From this realisation I started finding and collecting objects that conveyed these ideas. I was very drawn to odd pieces such as rocks, misplaced lids and things that I wasn’t even sure what they were or where they came from but somehow had found a place of inhabitance within my surroundings. What I was interested by was the marks and textures inscribed in their surfaces, those of incidence and that would show where they had previously been joined to another edge.

I also began to question what it meant to be a ‘fragment’ and what defines something as one. With this description it is easy to jump to the conclusion that it only describes something chipped, raw or derelict like the rocks. However I saw that some of my objects, such as the cable, were not necessarily in states of conventional disrepair yet were still fragmented. The metal nodules at the ends show that the wire was a component of a larger structure. It is intriguing to keep these remnant objects side by side, joining them through their isolation. I am curious about the ‘worth’ of these remains if not functional as part of the whole.

Studying my objects and the ideas from my ‘Rough Guide’ in turn inspired how I constructed my box, responding to the notion of corners, awkward crevases and intersections of space. I wanted my box to be dynamic in the way the collection could be viewed. I was focused on creating different levels, surfaces and areas of depth. Joseph Cornell’s ‘Shadow Boxes’ are extremely fascinating to me. His work explores the concept of collections and narrative in a whimsical manner. The layering of loaded imagery and 3dimensional containers and objects creates a strong sense of cohesion despite the often deliberately contradictory imagery.  By crafting this multi-layered viewing experience he re-imagines these motifs into a vision of his own.

(Jospeh Cornell Roses des Vents 1942-53)

With my box I wanted to create a similar aesthetic with a juxtaposition of organic, more muted objects and strong colour and shape.

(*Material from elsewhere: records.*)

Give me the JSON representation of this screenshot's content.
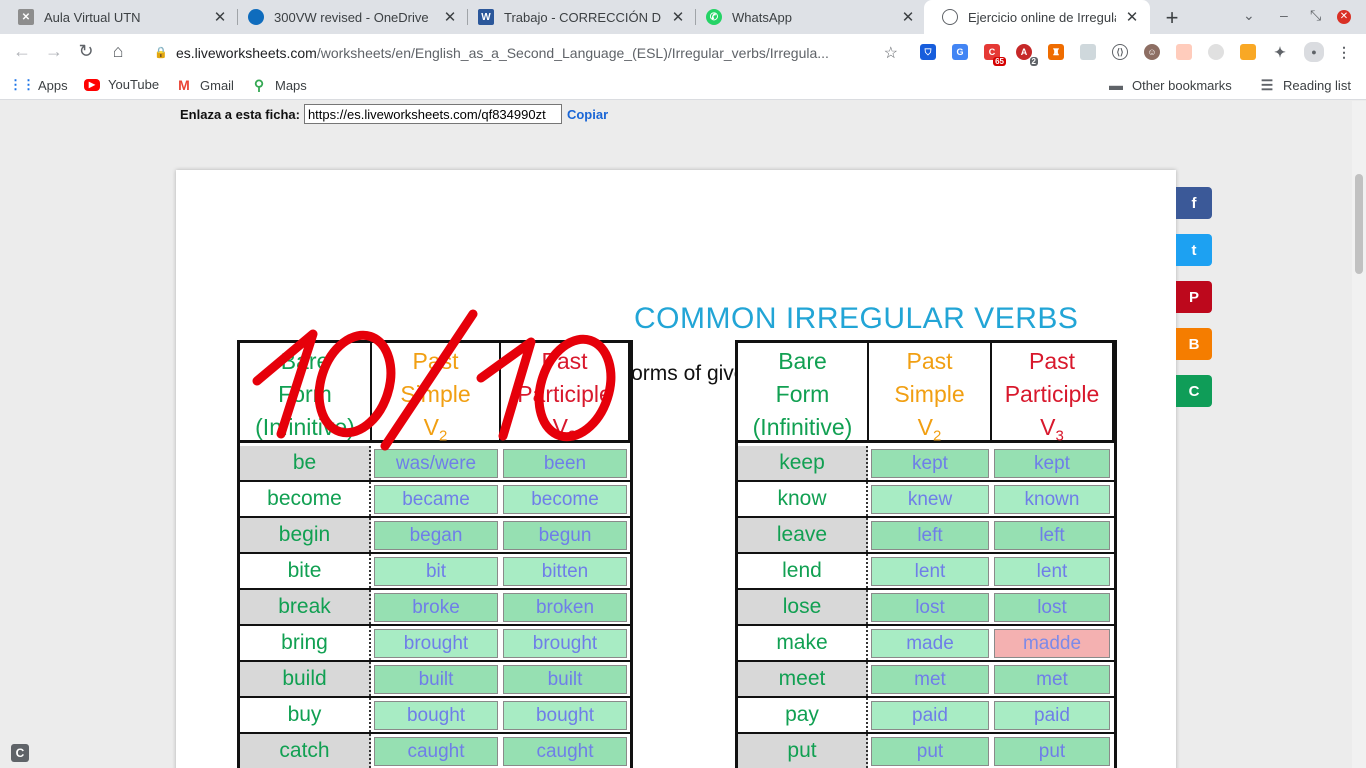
{
  "tabs": [
    {
      "label": "Aula Virtual UTN",
      "icon": "moodle-icon"
    },
    {
      "label": "300VW revised - OneDrive",
      "icon": "onedrive-icon"
    },
    {
      "label": "Trabajo - CORRECCIÓN DE LA",
      "icon": "word-icon"
    },
    {
      "label": "WhatsApp",
      "icon": "whatsapp-icon"
    },
    {
      "label": "Ejercicio online de Irregular",
      "icon": "globe-icon"
    }
  ],
  "address": {
    "domain": "es.liveworksheets.com",
    "path": "/worksheets/en/English_as_a_Second_Language_(ESL)/Irregular_verbs/Irregula..."
  },
  "extensions": {
    "badge_1": "65",
    "badge_2": "2"
  },
  "bookmarks": {
    "apps": "Apps",
    "youtube": "YouTube",
    "gmail": "Gmail",
    "maps": "Maps",
    "other": "Other bookmarks",
    "reading": "Reading list"
  },
  "link_share": {
    "label": "Enlaza a esta ficha:",
    "url": "https://es.liveworksheets.com/qf834990zt",
    "copy": "Copiar"
  },
  "worksheet": {
    "title": "COMMON IRREGULAR VERBS",
    "instruction": "Write the Past Simple and Past Participle forms of given verbs.",
    "score": "10/10",
    "headers": {
      "bare": [
        "Bare",
        "Form",
        "(Infinitive)"
      ],
      "simple": [
        "Past",
        "Simple",
        "V",
        "2"
      ],
      "participle": [
        "Past",
        "Participle",
        "V",
        "3"
      ]
    },
    "left_rows": [
      {
        "bare": "be",
        "v2": "was/were",
        "v3": "been",
        "v3_wrong": false
      },
      {
        "bare": "become",
        "v2": "became",
        "v3": "become",
        "v3_wrong": false
      },
      {
        "bare": "begin",
        "v2": "began",
        "v3": "begun",
        "v3_wrong": false
      },
      {
        "bare": "bite",
        "v2": "bit",
        "v3": "bitten",
        "v3_wrong": false
      },
      {
        "bare": "break",
        "v2": "broke",
        "v3": "broken",
        "v3_wrong": false
      },
      {
        "bare": "bring",
        "v2": "brought",
        "v3": "brought",
        "v3_wrong": false
      },
      {
        "bare": "build",
        "v2": "built",
        "v3": "built",
        "v3_wrong": false
      },
      {
        "bare": "buy",
        "v2": "bought",
        "v3": "bought",
        "v3_wrong": false
      },
      {
        "bare": "catch",
        "v2": "caught",
        "v3": "caught",
        "v3_wrong": false
      }
    ],
    "right_rows": [
      {
        "bare": "keep",
        "v2": "kept",
        "v3": "kept",
        "v3_wrong": false
      },
      {
        "bare": "know",
        "v2": "knew",
        "v3": "known",
        "v3_wrong": false
      },
      {
        "bare": "leave",
        "v2": "left",
        "v3": "left",
        "v3_wrong": false
      },
      {
        "bare": "lend",
        "v2": "lent",
        "v3": "lent",
        "v3_wrong": false
      },
      {
        "bare": "lose",
        "v2": "lost",
        "v3": "lost",
        "v3_wrong": false
      },
      {
        "bare": "make",
        "v2": "made",
        "v3": "madde",
        "v3_wrong": true
      },
      {
        "bare": "meet",
        "v2": "met",
        "v3": "met",
        "v3_wrong": false
      },
      {
        "bare": "pay",
        "v2": "paid",
        "v3": "paid",
        "v3_wrong": false
      },
      {
        "bare": "put",
        "v2": "put",
        "v3": "put",
        "v3_wrong": false
      }
    ]
  },
  "share_buttons": [
    {
      "name": "facebook",
      "glyph": "f",
      "color": "#3b5998"
    },
    {
      "name": "twitter",
      "glyph": "t",
      "color": "#1da1f2"
    },
    {
      "name": "pinterest",
      "glyph": "P",
      "color": "#bd081c"
    },
    {
      "name": "blogger",
      "glyph": "B",
      "color": "#f57d00"
    },
    {
      "name": "classroom",
      "glyph": "C",
      "color": "#0f9d58"
    }
  ],
  "colors": {
    "title": "#22a5d6",
    "bare": "#11a052",
    "simple": "#f19f12",
    "participle": "#d8182c",
    "score": "#e6000a"
  }
}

By creating a 3D collage on one of the box surfaces I was able to make use of my photograph fragments and construct an exciting colour and texture reference. I loved the vivacious pops of blues and reds within the distressed images and through folding techniques I was able to combine them.   I tried to consider how the collection unfolds from and within the box. This photoblog ( was really enriching to my process of making as I thought about how to approach grouping and organising the debris I had gathered. With the different ways the box can stand, flat photographs layer underneath the clear containers creating a sense of coating and build up, which I am then able to draw through and stack for diverse drawing potential. The idea of these fragments very simply being combined conveys the idea of constructing new purposes for these left overs. I am eager to get going and see what drawing and textile making comes from my box and I think it will become even more exciting as the collection expands.